Tully shook his head in disbelief. “Incredible.”
“And as we understand magic, impossible,” Kulgan added excitedly.
Pug noticed that the magician’s professional interest was not shared by the Duke, who looked openly troubled. The boy remembered Tully’s comments on what magic of that magnitude meant if these people were to invade the Kingdom. The magician continued, “These people possess powers about which we can only speculate. The magician was very clear on a number of points—his ability to compress so many ideas into so short a message shows an unusually organized mind.
“He took great pains to reassure his wife he would do everything in his power to return. He referred to opening a rift to the ‘new world, because—and I don’t fully understand this—a bridge was already established, and some device he possessed lacked some capacity or another to move the ship on his own world. From all indications, it was a most desperate gamble. He placed a second spell on the scroll—and this is what caught me in the end.

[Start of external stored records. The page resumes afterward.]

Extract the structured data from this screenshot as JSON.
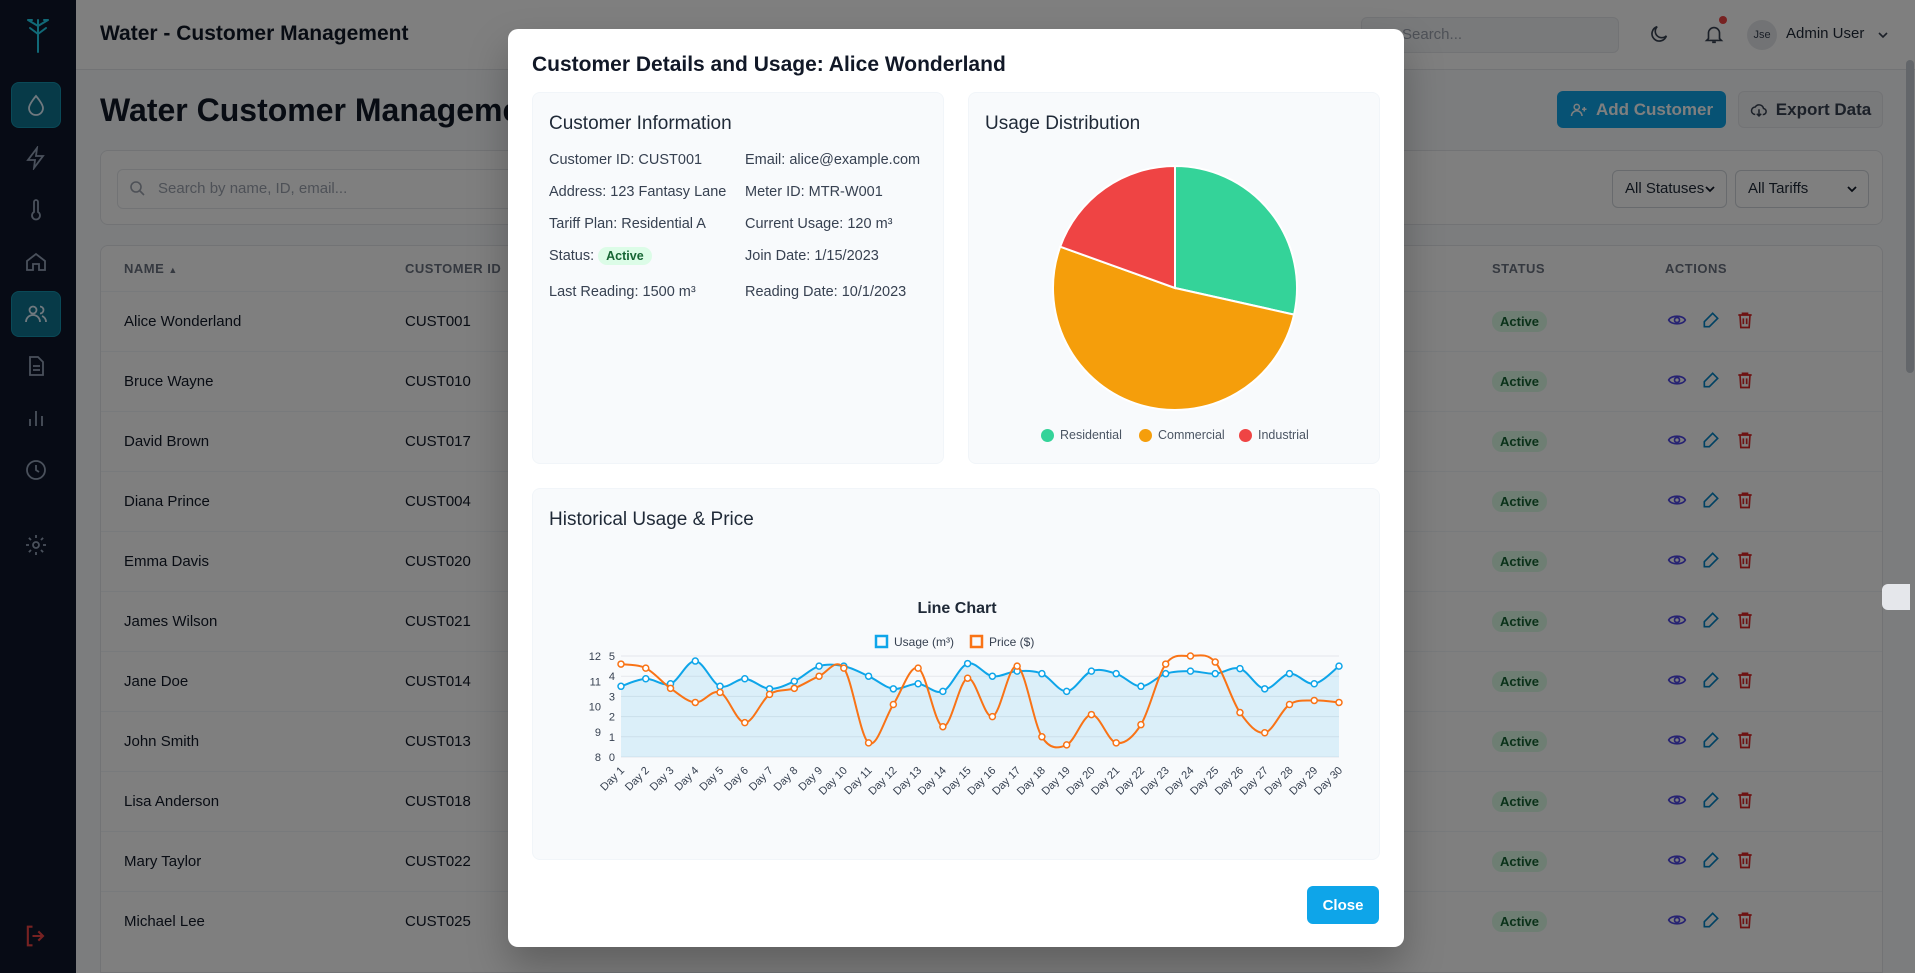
{
  "app": {
    "title": "Water - Customer Management",
    "search_placeholder": "Search...",
    "user_name": "Admin User",
    "avatar_text": "Jse"
  },
  "sidebar": {
    "items": [
      {
        "icon": "droplet-icon",
        "active": true
      },
      {
        "icon": "bolt-icon",
        "active": false
      },
      {
        "icon": "thermometer-icon",
        "active": false
      },
      {
        "icon": "home-icon",
        "active": false
      },
      {
        "icon": "users-icon",
        "active": true
      },
      {
        "icon": "document-icon",
        "active": false
      },
      {
        "icon": "bar-chart-icon",
        "active": false
      },
      {
        "icon": "clock-icon",
        "active": false
      },
      {
        "icon": "gear-icon",
        "active": false
      }
    ],
    "logout_icon": "logout-icon"
  },
  "page": {
    "title": "Water Customer Management",
    "add_button": "Add Customer",
    "export_button": "Export Data",
    "search_placeholder": "Search by name, ID, email...",
    "status_filter": "All Statuses",
    "tariff_filter": "All Tariffs",
    "columns": {
      "name": "NAME",
      "customer_id": "CUSTOMER ID",
      "status": "STATUS",
      "actions": "ACTIONS"
    },
    "rows": [
      {
        "name": "Alice Wonderland",
        "id": "CUST001",
        "status": "Active"
      },
      {
        "name": "Bruce Wayne",
        "id": "CUST010",
        "status": "Active"
      },
      {
        "name": "David Brown",
        "id": "CUST017",
        "status": "Active"
      },
      {
        "name": "Diana Prince",
        "id": "CUST004",
        "status": "Active"
      },
      {
        "name": "Emma Davis",
        "id": "CUST020",
        "status": "Active"
      },
      {
        "name": "James Wilson",
        "id": "CUST021",
        "status": "Active"
      },
      {
        "name": "Jane Doe",
        "id": "CUST014",
        "status": "Active"
      },
      {
        "name": "John Smith",
        "id": "CUST013",
        "status": "Active"
      },
      {
        "name": "Lisa Anderson",
        "id": "CUST018",
        "status": "Active"
      },
      {
        "name": "Mary Taylor",
        "id": "CUST022",
        "status": "Active"
      },
      {
        "name": "Michael Lee",
        "id": "CUST025",
        "status": "Active"
      }
    ]
  },
  "modal": {
    "title": "Customer Details and Usage: Alice Wonderland",
    "info_title": "Customer Information",
    "info": {
      "customer_id": "Customer ID: CUST001",
      "email": "Email: alice@example.com",
      "address": "Address: 123 Fantasy Lane",
      "meter_id": "Meter ID: MTR-W001",
      "tariff": "Tariff Plan: Residential A",
      "current_usage": "Current Usage: 120 m³",
      "status_label": "Status:",
      "status_value": "Active",
      "join_date": "Join Date: 1/15/2023",
      "last_reading": "Last Reading: 1500 m³",
      "reading_date": "Reading Date: 10/1/2023"
    },
    "distribution_title": "Usage Distribution",
    "history_title": "Historical Usage & Price",
    "close_button": "Close"
  },
  "chart_data": [
    {
      "type": "pie",
      "categories": [
        "Residential",
        "Commercial",
        "Industrial"
      ],
      "values": [
        28.5,
        52,
        19.5
      ],
      "colors": [
        "#34d399",
        "#f59e0b",
        "#ef4444"
      ],
      "legend": "bottom"
    },
    {
      "type": "line",
      "title": "Line Chart",
      "x": [
        "Day 1",
        "Day 2",
        "Day 3",
        "Day 4",
        "Day 5",
        "Day 6",
        "Day 7",
        "Day 8",
        "Day 9",
        "Day 10",
        "Day 11",
        "Day 12",
        "Day 13",
        "Day 14",
        "Day 15",
        "Day 16",
        "Day 17",
        "Day 18",
        "Day 19",
        "Day 20",
        "Day 21",
        "Day 22",
        "Day 23",
        "Day 24",
        "Day 25",
        "Day 26",
        "Day 27",
        "Day 28",
        "Day 29",
        "Day 30"
      ],
      "series": [
        {
          "name": "Usage (m³)",
          "color": "#0ea5e9",
          "axis": "left",
          "fill": true,
          "values": [
            10.8,
            11.1,
            10.9,
            11.8,
            10.8,
            11.1,
            10.7,
            11.0,
            11.6,
            11.6,
            11.2,
            10.7,
            10.9,
            10.6,
            11.7,
            11.2,
            11.4,
            11.3,
            10.6,
            11.4,
            11.3,
            10.8,
            11.3,
            11.4,
            11.3,
            11.5,
            10.7,
            11.3,
            10.9,
            11.6
          ]
        },
        {
          "name": "Price ($)",
          "color": "#f97316",
          "axis": "right",
          "fill": false,
          "values": [
            4.6,
            4.4,
            3.4,
            2.7,
            3.2,
            1.7,
            3.1,
            3.4,
            4.0,
            4.4,
            0.7,
            2.6,
            4.4,
            1.5,
            3.9,
            2.0,
            4.5,
            1.0,
            0.6,
            2.1,
            0.7,
            1.6,
            4.6,
            5.0,
            4.7,
            2.2,
            1.2,
            2.6,
            2.8,
            2.7
          ]
        }
      ],
      "y_left": {
        "ticks": [
          8,
          9,
          10,
          11,
          12
        ],
        "range": [
          8,
          12
        ]
      },
      "y_right": {
        "ticks": [
          0,
          1,
          2,
          3,
          4,
          5
        ],
        "range": [
          0,
          5
        ]
      },
      "legend": "top",
      "grid": true
    }
  ]
}
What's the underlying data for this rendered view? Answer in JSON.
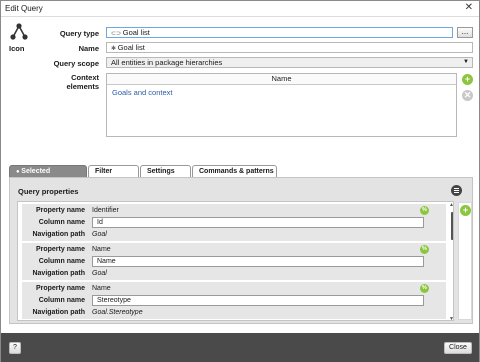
{
  "window": {
    "title": "Edit Query",
    "close_glyph": "✕"
  },
  "icon_label": "Icon",
  "form": {
    "query_type_label": "Query type",
    "query_type_value": "Goal list",
    "browse_label": "...",
    "name_label": "Name",
    "name_value": "Goal list",
    "scope_label": "Query scope",
    "scope_value": "All entities in package hierarchies",
    "context_label": "Context elements",
    "context_column": "Name",
    "context_rows": [
      "Goals and context"
    ]
  },
  "tabs": [
    "Selected Properties",
    "Filter",
    "Settings",
    "Commands & patterns"
  ],
  "panel_title": "Query properties",
  "property_labels": {
    "property": "Property name",
    "column": "Column name",
    "path": "Navigation path"
  },
  "properties": [
    {
      "property": "Identifier",
      "column": "Id",
      "path": "Goal"
    },
    {
      "property": "Name",
      "column": "Name",
      "path": "Goal"
    },
    {
      "property": "Name",
      "column": "Stereotype",
      "path": "Goal.Stereotype"
    }
  ],
  "badge_text": "%",
  "footer": {
    "help": "?",
    "close": "Close"
  },
  "colors": {
    "accent_green": "#8cc63f",
    "footer_bg": "#4a4a4a",
    "link_blue": "#2a5ca8"
  },
  "icons": [
    "close-icon",
    "query-icon",
    "add-icon",
    "remove-icon",
    "menu-icon",
    "dropdown-arrow-icon",
    "scroll-up-icon",
    "scroll-down-icon"
  ]
}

I thought by neutralizing the first spell I had countered the second also, but I was in error. The second spell was designed to activate as soon as someone had finished reading the scroll aloud, another unheard-of piece of magical art. The spell caused an other of these rifts to open, so the message would be transported to a place called ‘the Assembly’ and from there to his wife. I was nearly caught in the rift with the message.”

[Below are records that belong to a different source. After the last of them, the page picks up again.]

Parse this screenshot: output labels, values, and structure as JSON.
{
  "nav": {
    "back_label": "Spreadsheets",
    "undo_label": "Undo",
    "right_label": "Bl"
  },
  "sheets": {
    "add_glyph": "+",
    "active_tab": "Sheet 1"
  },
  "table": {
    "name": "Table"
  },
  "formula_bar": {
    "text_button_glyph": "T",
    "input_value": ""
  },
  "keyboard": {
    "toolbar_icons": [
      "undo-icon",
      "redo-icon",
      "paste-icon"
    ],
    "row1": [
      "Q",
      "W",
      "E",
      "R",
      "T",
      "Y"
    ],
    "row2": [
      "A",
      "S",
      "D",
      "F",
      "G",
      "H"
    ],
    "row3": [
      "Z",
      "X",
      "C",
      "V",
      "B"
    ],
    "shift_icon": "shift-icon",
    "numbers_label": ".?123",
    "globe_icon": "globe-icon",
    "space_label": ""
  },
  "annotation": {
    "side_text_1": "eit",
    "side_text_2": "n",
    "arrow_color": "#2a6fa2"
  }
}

Pug stepped forward. Without thinking, he blurted, “Then those hands might have been his friends trying to find him.”
Kulgan looked at his apprentice and nodded. “A possibility In any event, we can derive much from this episode. These Tsurani have the ability to control magic that we can only hint at in our speculation. We know a little about the occurrences of rifts, and nothing of their nature.”

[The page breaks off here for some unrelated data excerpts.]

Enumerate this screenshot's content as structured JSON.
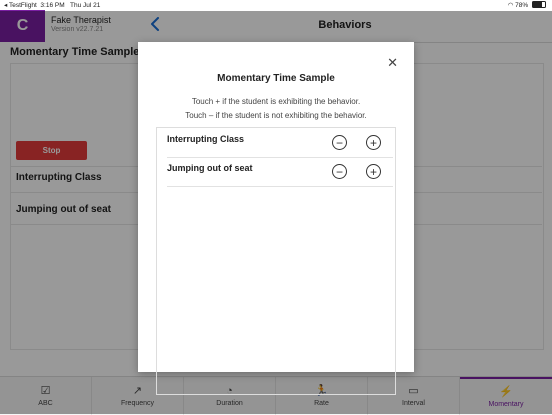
{
  "status_bar": {
    "app": "◂ TestFlight",
    "time": "3:16 PM",
    "date": "Thu Jul 21",
    "battery": "78%"
  },
  "app": {
    "logo": "C",
    "name": "Fake Therapist",
    "version": "Version v22.7.21"
  },
  "nav": {
    "title": "Behaviors"
  },
  "side": {
    "title": "Momentary Time Sample",
    "stop_label": "Stop",
    "behaviors": [
      "Interrupting Class",
      "Jumping out of seat"
    ]
  },
  "tabs": [
    {
      "label": "ABC",
      "icon": "check-square-icon",
      "glyph": "☑"
    },
    {
      "label": "Frequency",
      "icon": "chart-icon",
      "glyph": "↗"
    },
    {
      "label": "Duration",
      "icon": "stopwatch-icon",
      "glyph": "◔"
    },
    {
      "label": "Rate",
      "icon": "runner-icon",
      "glyph": "🏃"
    },
    {
      "label": "Interval",
      "icon": "interval-icon",
      "glyph": "▭"
    },
    {
      "label": "Momentary",
      "icon": "bolt-icon",
      "glyph": "⚡"
    }
  ],
  "active_tab": "Momentary",
  "modal": {
    "title": "Momentary Time Sample",
    "instruction_plus": "Touch + if the student is exhibiting the behavior.",
    "instruction_minus": "Touch – if the student is not exhibiting the behavior.",
    "close_glyph": "✕",
    "minus_glyph": "−",
    "plus_glyph": "+",
    "rows": [
      {
        "label": "Interrupting Class"
      },
      {
        "label": "Jumping out of seat"
      }
    ]
  },
  "colors": {
    "brand": "#7a1fa2",
    "stop": "#e33b3b",
    "link": "#1a6fd6"
  }
}
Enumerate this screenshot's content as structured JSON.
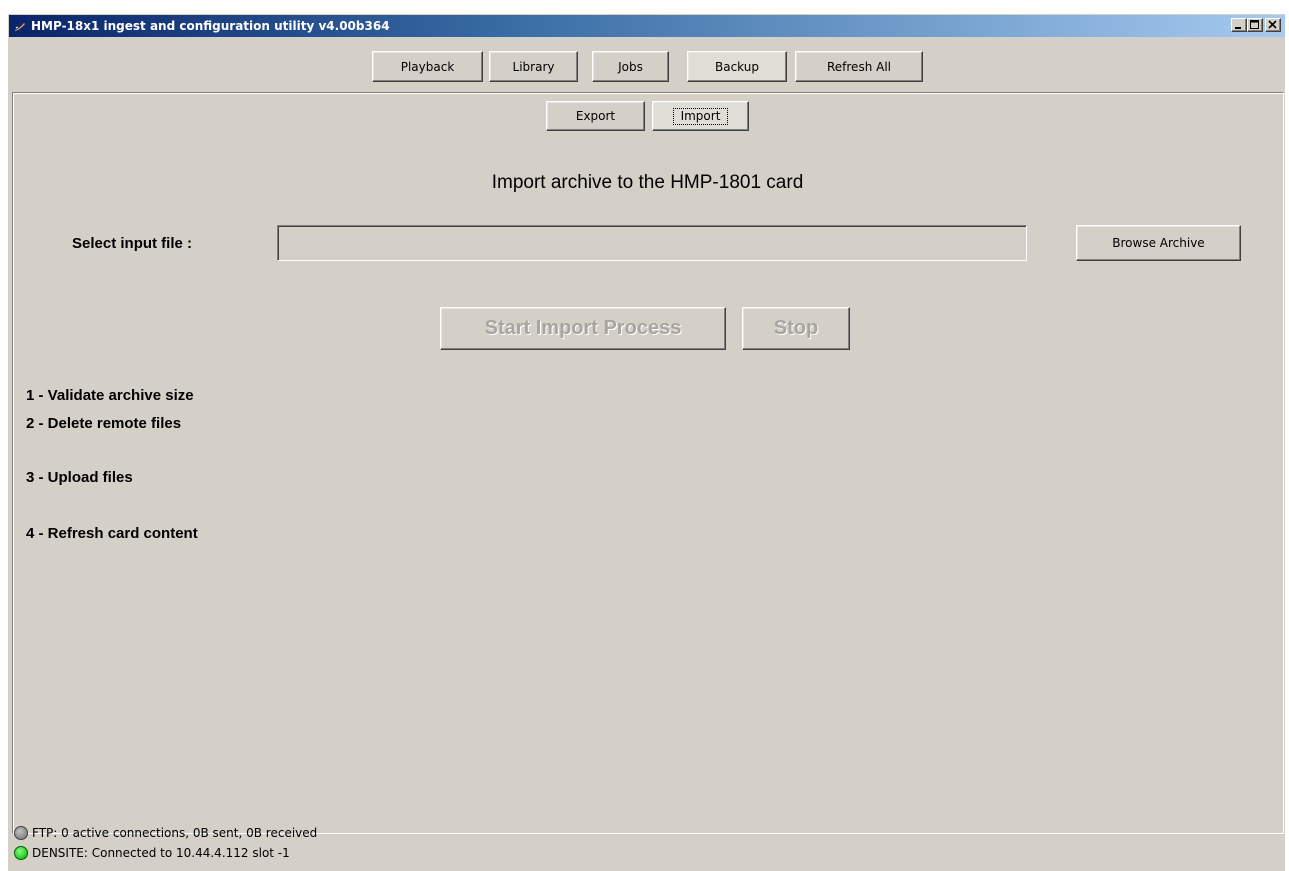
{
  "window": {
    "title": "HMP-18x1 ingest and configuration utility v4.00b364"
  },
  "top_tabs": [
    {
      "label": "Playback"
    },
    {
      "label": "Library"
    },
    {
      "label": "Jobs"
    },
    {
      "label": "Backup",
      "selected": true
    },
    {
      "label": "Refresh All"
    }
  ],
  "sub_tabs": [
    {
      "label": "Export"
    },
    {
      "label": "Import",
      "selected": true
    }
  ],
  "import": {
    "heading": "Import archive to the HMP-1801 card",
    "select_label": "Select input file :",
    "input_value": "",
    "browse_label": "Browse Archive",
    "start_label": "Start Import Process",
    "stop_label": "Stop"
  },
  "steps": [
    "1 - Validate archive size",
    "2 - Delete remote files",
    "3 - Upload files",
    "4 - Refresh card content"
  ],
  "status": {
    "ftp": {
      "text": "FTP: 0 active connections, 0B sent, 0B received",
      "color": "#808080"
    },
    "densite": {
      "text": "DENSITE: Connected to 10.44.4.112 slot -1",
      "color": "#00c000"
    }
  }
}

The Duke looked surprised. “Please explain.”
Kulgan drew deep on his pipe, then said, “Magic, by its nature, is unstable. Occasionally a spell will become warped—why, we don’t know —to such a degree, it . . . tears at the very fabric of the world. For a brief time a rift occurs, and a passage is formed, going somewhere. Little else is known about such occurrences, except that they involve tremendous releases of energy.”
Tully said, “There are theories, but no one understands why every so often a spell, or magic device, suddenly explodes in this fashion and why this instability in reality is created. There have been several occurrences like this, but we have only secondhand observations to go on. Those who witnessed the creation of these rifts died or vanished.”
Kulgan picked up the narrative again “It’s considered axiomatic that they were destroyed along with anything within several feet of the rift.”
He looked thoughtful for a moment. “By rights I should have been killed when that rift appeared in my study.”
The Duke interrupted. “From your description, these rifts, as you call them, are dangerous.”
Kulgan nodded. “Unpredictable, as well. They are one of the most uncontrollable forces ever discovered. If these people know how to manufacture them and control them as well, to act as a gate between worlds, and can pass through them safely, then they have arts of the most powerful sort.”
Tully said, “We’ve suspected something of the nature of rifts before, but this is the first time we’ve had anything remotely like hard evidence.”
Kulgan said, “Bah! Strange people and unknown objects have appeared suddenly from time to time over the years, Tully. This would certainly explain where they came from.”
Tully appeared unwilling to concede the point. “Theory only, Kulgan, not proof. The people have all been dead, and the devices . . . no one understands the two or three that were not burned and twisted beyond recognition.”